Introduction
High is a deploy-anywhere platform. Point it at a repository and it builds an image, runs it wherever you choose, and stitches every running piece into one private network — no matter where each piece physically lives.
What High does
Most platforms make you pick a home: one cloud, one cluster, one region. High doesn't. You give it a repo; it builds a multi-arch image and runs it on the target you name — managed cloud Kubernetes (EKS, GKE, AKS), a plain VPS, a homeserver, or a Raspberry Pi on your desk.
The headline is what happens after things are running. High joins every component into a single, per-tenant private overlay network. Your API on EKS, your database on a Pi at home, and a worker on a VPS all talk to each other privately — as if they shared one LAN.

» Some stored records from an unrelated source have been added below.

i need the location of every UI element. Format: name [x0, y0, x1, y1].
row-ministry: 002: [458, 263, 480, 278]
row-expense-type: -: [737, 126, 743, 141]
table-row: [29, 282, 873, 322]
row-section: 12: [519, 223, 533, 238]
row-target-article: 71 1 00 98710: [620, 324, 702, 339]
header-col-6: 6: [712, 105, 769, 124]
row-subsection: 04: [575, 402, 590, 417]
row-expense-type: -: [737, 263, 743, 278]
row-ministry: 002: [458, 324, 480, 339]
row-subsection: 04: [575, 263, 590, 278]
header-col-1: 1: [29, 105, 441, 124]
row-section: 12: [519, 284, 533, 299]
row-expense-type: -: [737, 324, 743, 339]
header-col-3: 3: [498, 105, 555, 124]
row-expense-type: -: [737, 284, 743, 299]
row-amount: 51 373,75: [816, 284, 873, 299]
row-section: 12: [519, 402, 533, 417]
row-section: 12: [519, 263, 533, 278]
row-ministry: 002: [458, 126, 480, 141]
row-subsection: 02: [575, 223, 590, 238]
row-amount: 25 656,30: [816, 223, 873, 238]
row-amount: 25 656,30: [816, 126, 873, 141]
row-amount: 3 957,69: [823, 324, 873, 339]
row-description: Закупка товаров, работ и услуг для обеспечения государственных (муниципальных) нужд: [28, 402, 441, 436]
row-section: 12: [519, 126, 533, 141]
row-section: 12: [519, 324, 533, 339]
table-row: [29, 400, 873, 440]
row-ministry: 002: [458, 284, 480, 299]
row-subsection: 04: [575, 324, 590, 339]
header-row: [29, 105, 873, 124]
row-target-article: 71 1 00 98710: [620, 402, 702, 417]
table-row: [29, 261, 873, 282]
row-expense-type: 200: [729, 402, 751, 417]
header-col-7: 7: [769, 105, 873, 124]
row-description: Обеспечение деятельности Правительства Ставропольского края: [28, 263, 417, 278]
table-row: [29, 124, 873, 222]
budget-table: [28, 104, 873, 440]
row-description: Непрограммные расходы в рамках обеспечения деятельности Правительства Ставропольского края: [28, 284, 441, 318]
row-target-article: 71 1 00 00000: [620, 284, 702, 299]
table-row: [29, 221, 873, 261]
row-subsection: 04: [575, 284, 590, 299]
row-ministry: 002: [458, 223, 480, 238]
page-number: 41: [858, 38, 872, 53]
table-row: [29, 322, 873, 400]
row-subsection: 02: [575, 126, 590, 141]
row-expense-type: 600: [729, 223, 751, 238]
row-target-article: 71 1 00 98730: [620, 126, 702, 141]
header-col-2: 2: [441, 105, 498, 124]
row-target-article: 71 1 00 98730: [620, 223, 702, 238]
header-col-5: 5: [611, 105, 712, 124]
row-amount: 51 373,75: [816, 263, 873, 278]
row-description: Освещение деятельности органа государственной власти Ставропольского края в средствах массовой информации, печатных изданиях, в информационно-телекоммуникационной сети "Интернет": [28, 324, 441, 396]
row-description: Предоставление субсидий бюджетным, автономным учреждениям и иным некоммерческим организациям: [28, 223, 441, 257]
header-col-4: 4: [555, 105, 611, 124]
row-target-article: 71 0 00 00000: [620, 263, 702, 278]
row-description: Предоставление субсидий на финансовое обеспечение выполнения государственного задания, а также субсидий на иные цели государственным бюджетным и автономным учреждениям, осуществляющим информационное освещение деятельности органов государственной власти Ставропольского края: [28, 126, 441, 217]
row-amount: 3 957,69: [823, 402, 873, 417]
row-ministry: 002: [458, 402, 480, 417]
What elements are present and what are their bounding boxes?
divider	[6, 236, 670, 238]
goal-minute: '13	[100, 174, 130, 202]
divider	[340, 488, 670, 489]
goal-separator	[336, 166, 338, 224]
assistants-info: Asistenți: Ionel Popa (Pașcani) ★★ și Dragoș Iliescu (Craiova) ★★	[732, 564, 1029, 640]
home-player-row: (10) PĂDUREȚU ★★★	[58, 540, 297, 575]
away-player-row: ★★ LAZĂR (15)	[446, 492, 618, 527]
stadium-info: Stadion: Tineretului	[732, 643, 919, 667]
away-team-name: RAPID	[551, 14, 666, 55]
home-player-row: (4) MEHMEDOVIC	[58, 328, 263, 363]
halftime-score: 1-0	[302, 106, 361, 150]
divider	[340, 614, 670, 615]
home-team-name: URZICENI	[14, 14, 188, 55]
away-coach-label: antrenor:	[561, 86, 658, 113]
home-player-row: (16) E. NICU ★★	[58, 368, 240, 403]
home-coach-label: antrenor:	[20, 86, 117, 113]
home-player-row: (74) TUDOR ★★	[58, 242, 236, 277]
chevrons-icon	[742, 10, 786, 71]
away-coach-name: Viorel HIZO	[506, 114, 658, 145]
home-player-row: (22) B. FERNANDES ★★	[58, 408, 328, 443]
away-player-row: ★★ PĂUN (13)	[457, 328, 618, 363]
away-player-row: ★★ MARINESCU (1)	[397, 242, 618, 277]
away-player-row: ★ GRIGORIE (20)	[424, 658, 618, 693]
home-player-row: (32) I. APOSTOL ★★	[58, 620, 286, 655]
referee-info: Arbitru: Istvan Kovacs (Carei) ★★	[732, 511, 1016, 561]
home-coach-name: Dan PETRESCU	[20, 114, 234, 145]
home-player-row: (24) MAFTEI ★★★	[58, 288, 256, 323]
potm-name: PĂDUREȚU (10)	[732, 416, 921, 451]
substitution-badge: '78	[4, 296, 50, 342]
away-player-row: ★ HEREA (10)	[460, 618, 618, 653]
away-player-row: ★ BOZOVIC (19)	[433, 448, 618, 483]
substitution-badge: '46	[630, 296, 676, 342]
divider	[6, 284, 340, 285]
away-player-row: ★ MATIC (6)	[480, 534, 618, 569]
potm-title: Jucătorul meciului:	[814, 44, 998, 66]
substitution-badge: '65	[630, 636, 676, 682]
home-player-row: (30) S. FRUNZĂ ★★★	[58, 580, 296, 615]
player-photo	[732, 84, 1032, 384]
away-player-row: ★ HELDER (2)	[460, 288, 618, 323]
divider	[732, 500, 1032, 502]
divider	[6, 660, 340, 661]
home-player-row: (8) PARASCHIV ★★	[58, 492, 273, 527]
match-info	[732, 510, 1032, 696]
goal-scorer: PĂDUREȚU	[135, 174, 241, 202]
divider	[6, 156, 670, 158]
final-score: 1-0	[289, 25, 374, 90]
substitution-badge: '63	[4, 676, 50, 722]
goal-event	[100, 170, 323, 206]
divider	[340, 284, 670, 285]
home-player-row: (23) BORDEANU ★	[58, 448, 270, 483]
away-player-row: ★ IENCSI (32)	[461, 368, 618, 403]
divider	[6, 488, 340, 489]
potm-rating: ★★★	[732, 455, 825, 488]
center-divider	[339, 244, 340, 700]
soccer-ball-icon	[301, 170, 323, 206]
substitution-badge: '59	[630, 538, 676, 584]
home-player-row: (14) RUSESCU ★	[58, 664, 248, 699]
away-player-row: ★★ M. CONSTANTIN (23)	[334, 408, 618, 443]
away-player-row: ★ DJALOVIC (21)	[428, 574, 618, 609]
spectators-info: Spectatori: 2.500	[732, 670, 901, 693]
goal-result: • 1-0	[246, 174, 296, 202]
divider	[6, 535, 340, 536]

Everything you deploy is a release — a specific build, run with a specific config, on a specific stage. Read Core concepts once and the rest of these docs will click.
The two surfaces
You only ever touch two things. Everything else — building images, rendering the internal manifest, reconciling, wiring the network — is derived for you.
- The web console. A dark control surface: a catalog of projects on the left, live deployment status in the middle, and an integrated chat dock on the right.
- Your own MCP client. The same operations exposed as tools, so an agent — or you, from your editor — can drive High directly. See MCP & chat.
How a deploy flows
A deploy is a short pipeline. You rarely run these steps by hand — the console and MCP do it for you — but knowing the shape helps when something needs attention.
- Project — a name and a git URL.
- Build — an immutable image rendered from a commit.
- Config — the reusable, versioned settings a workload runs with.
- Release — build × config × stage, rendered to a manifest and reconciled onto your outposts.
When a release converges, its stage reports ready. When it can't, you get a specific, actionable reason — not a stack trace.